Un contexte de répression accrue
Cette affaire s’inscrit dans une série d’atteintes aux droits humains au Burkina Faso. Depuis plusieurs mois, de nombreux défenseurs des droits humains et journalistes subissent des enlèvements, des disparitions forcées ou des détentions arbitraires. Parmi les cas les plus marquants :
- Amadou Sawadogo, cadre du mouvement Balai citoyen, porté disparu le 21 mars 2025 avant d’être libéré le 26 mai 2025 ;
- Miphal Ousmane Lankoandé, secrétaire exécutif du même mouvement, toujours porté disparu depuis son enlèvement le 30 mars 2025 ;
- Les journalistes Boukary Ouoba, Luc Pagbeguem et Guezouma Sanogo, enlevés le 24 mars 2025 puis libérés respectivement le 17 et 21 juillet 2025 ;
- Atiana Serge Oulon, journaliste d’investigation et directeur de publication du bimensuel L’Événement, toujours porté disparu depuis son enlèvement le 24 juin 2024.
Ces événements illustrent une tendance alarmante : le musèlement de la société civile et la répression des voix critiques au Burkina Faso.
Une militante engagée pour la justice
Ini Benjamine Esther Doli s’était illustrée par son combat pour la liberté d’expression et la défense des droits fondamentaux. Sur sa page Facebook, elle dénonçait régulièrement les violations des droits humains, notamment les intimidations, les enlèvements et les entraves à l’indépendance de la justice. Ses publications mettaient en lumière les dysfonctionnements du système judiciaire burkinabè et la nécessité de renforcer son intégrité.
Son arrestation fait suite à une publication critiquant les méthodes répressives des autorités militaires et rendant hommage à Thomas Sankara. Cette intervention lui a valu d’être enlevée dans la nuit du 31 août au 1er septembre 2025 par des individus se présentant comme des gendarmes, peu après son retour d’un voyage à l’étranger.
L’enquête ouverte contre elle pour trahison, outrage au chef de l’État et démoralisation des forces armées a été lancée dès le 4 septembre 2025, après qu’elle eut été informée de l’imminence d’une procédure judiciaire.
Une situation similaire à celle d’autres défenseurs des droits humains
Le cas d’Ini Benjamine Esther Doli rappelle celui de Guy Hervé Kam, avocat et cofondateur du Balai citoyen, toujours détenu arbitrairement depuis son arrestation le 24 janvier 2024. Ces situations illustrent une volonté de réduire au silence les défenseurs des droits humains et les journalistes au Burkina Faso.

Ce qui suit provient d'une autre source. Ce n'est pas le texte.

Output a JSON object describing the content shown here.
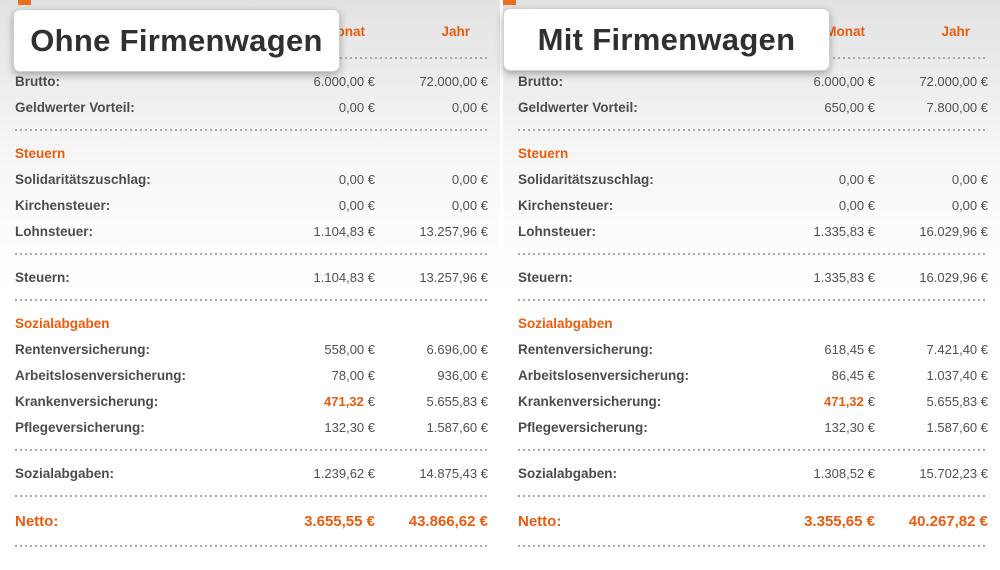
{
  "accent_color": "#ea5b0c",
  "panels": [
    {
      "overlay_title": "Ohne Firmenwagen",
      "columns": {
        "monat": "Monat",
        "jahr": "Jahr"
      },
      "rows": [
        {
          "type": "data",
          "label": "Brutto:",
          "monat": "6.000,00 €",
          "jahr": "72.000,00 €"
        },
        {
          "type": "data",
          "label": "Geldwerter Vorteil:",
          "monat": "0,00 €",
          "jahr": "0,00 €"
        },
        {
          "type": "separator"
        },
        {
          "type": "heading",
          "label": "Steuern"
        },
        {
          "type": "data",
          "label": "Solidaritätszuschlag:",
          "monat": "0,00 €",
          "jahr": "0,00 €"
        },
        {
          "type": "data",
          "label": "Kirchensteuer:",
          "monat": "0,00 €",
          "jahr": "0,00 €"
        },
        {
          "type": "data",
          "label": "Lohnsteuer:",
          "monat": "1.104,83 €",
          "jahr": "13.257,96 €"
        },
        {
          "type": "separator"
        },
        {
          "type": "data",
          "label": "Steuern:",
          "monat": "1.104,83 €",
          "jahr": "13.257,96 €"
        },
        {
          "type": "separator"
        },
        {
          "type": "heading",
          "label": "Sozialabgaben"
        },
        {
          "type": "data",
          "label": "Rentenversicherung:",
          "monat": "558,00 €",
          "jahr": "6.696,00 €"
        },
        {
          "type": "data",
          "label": "Arbeitslosenversicherung:",
          "monat": "78,00 €",
          "jahr": "936,00 €"
        },
        {
          "type": "data",
          "label": "Krankenversicherung:",
          "monat": "471,32",
          "monat_suffix": "€",
          "monat_highlight": true,
          "jahr": "5.655,83 €"
        },
        {
          "type": "data",
          "label": "Pflegeversicherung:",
          "monat": "132,30 €",
          "jahr": "1.587,60 €"
        },
        {
          "type": "separator"
        },
        {
          "type": "data",
          "label": "Sozialabgaben:",
          "monat": "1.239,62 €",
          "jahr": "14.875,43 €"
        },
        {
          "type": "separator"
        },
        {
          "type": "netto",
          "label": "Netto:",
          "monat": "3.655,55 €",
          "jahr": "43.866,62 €"
        },
        {
          "type": "separator"
        }
      ]
    },
    {
      "overlay_title": "Mit Firmenwagen",
      "columns": {
        "monat": "Monat",
        "jahr": "Jahr"
      },
      "rows": [
        {
          "type": "data",
          "label": "Brutto:",
          "monat": "6.000,00 €",
          "jahr": "72.000,00 €"
        },
        {
          "type": "data",
          "label": "Geldwerter Vorteil:",
          "monat": "650,00 €",
          "jahr": "7.800,00 €"
        },
        {
          "type": "separator"
        },
        {
          "type": "heading",
          "label": "Steuern"
        },
        {
          "type": "data",
          "label": "Solidaritätszuschlag:",
          "monat": "0,00 €",
          "jahr": "0,00 €"
        },
        {
          "type": "data",
          "label": "Kirchensteuer:",
          "monat": "0,00 €",
          "jahr": "0,00 €"
        },
        {
          "type": "data",
          "label": "Lohnsteuer:",
          "monat": "1.335,83 €",
          "jahr": "16.029,96 €"
        },
        {
          "type": "separator"
        },
        {
          "type": "data",
          "label": "Steuern:",
          "monat": "1.335,83 €",
          "jahr": "16.029,96 €"
        },
        {
          "type": "separator"
        },
        {
          "type": "heading",
          "label": "Sozialabgaben"
        },
        {
          "type": "data",
          "label": "Rentenversicherung:",
          "monat": "618,45 €",
          "jahr": "7.421,40 €"
        },
        {
          "type": "data",
          "label": "Arbeitslosenversicherung:",
          "monat": "86,45 €",
          "jahr": "1.037,40 €"
        },
        {
          "type": "data",
          "label": "Krankenversicherung:",
          "monat": "471,32",
          "monat_suffix": "€",
          "monat_highlight": true,
          "jahr": "5.655,83 €"
        },
        {
          "type": "data",
          "label": "Pflegeversicherung:",
          "monat": "132,30 €",
          "jahr": "1.587,60 €"
        },
        {
          "type": "separator"
        },
        {
          "type": "data",
          "label": "Sozialabgaben:",
          "monat": "1.308,52 €",
          "jahr": "15.702,23 €"
        },
        {
          "type": "separator"
        },
        {
          "type": "netto",
          "label": "Netto:",
          "monat": "3.355,65 €",
          "jahr": "40.267,82 €"
        },
        {
          "type": "separator"
        }
      ]
    }
  ]
}
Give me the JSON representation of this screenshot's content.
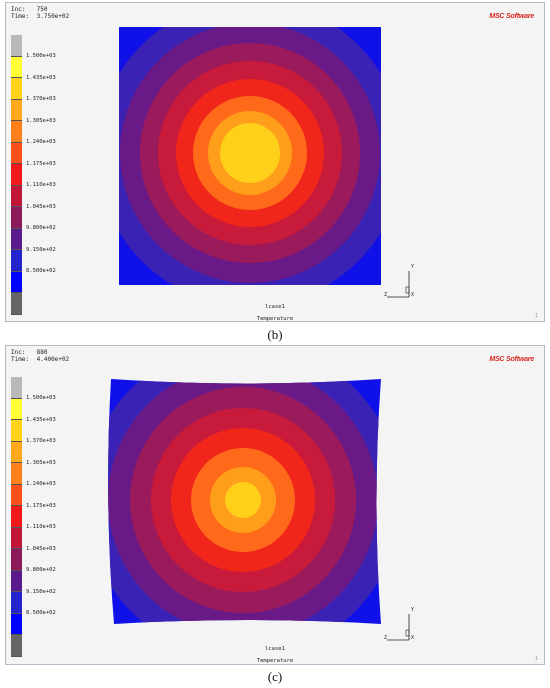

Les exigences de la communauté internationale
Face à cette escalade de la répression, des organisations de défense des droits humains appellent à une intervention urgente. Elles exigent :
- La libération immédiate et inconditionnelle d’Ini Benjamine Esther Doli ;
- La fin de tout harcèlement judiciaire à son encontre et envers les autres défenseurs des droits humains ;
- Le respect strict des libertés fondamentales, notamment la liberté d’expression et d’association, conformément aux normes internationales ;
- La tenue d’une enquête indépendante pour déterminer les circonstances de son enlèvement et de celui des autres défenseurs disparus.
Ces mesures sont essentielles pour rétablir un climat de confiance et garantir la protection des droits humains au Burkina Faso.
Comment agir pour soutenir Ini Benjamine Esther Doli ?
Pour faire entendre votre voix et exiger sa libération, vous pouvez interpeller les autorités burkinabè via les canaux suivants :
- Capitaine Ibrahim Traore, Président du MPSR II : @CapitaineIb22 ;
- Jean-Emmanuel Ouédraogo, Premier ministre : @J_E_Ouedraogo ;
- Edasso Rodrigue Bayala, Ministre de la Justice : [email protected] ;
- Jean Marie Karamoko Traore, Ministre des Affaires étrangères : [email protected] ou @JeanMarieTraore ;
- Commission nationale des droits humains du Burkina Faso : [email protected] ou @BurkinaCndhX ;
- Sabine Bakyono Kanzie, Mission permanente du Burkina Faso à l’ONU : [email protected] ;
- Oumarou Ganou, Représentant permanent du Burkina Faso à l’ONU : [email protected] ;
- Mission permanente du Burkina Faso auprès de l’Union africaine : [email protected].
N’hésitez pas à relayer cette information auprès des représentations diplomatiques du Burkina Faso dans votre pays.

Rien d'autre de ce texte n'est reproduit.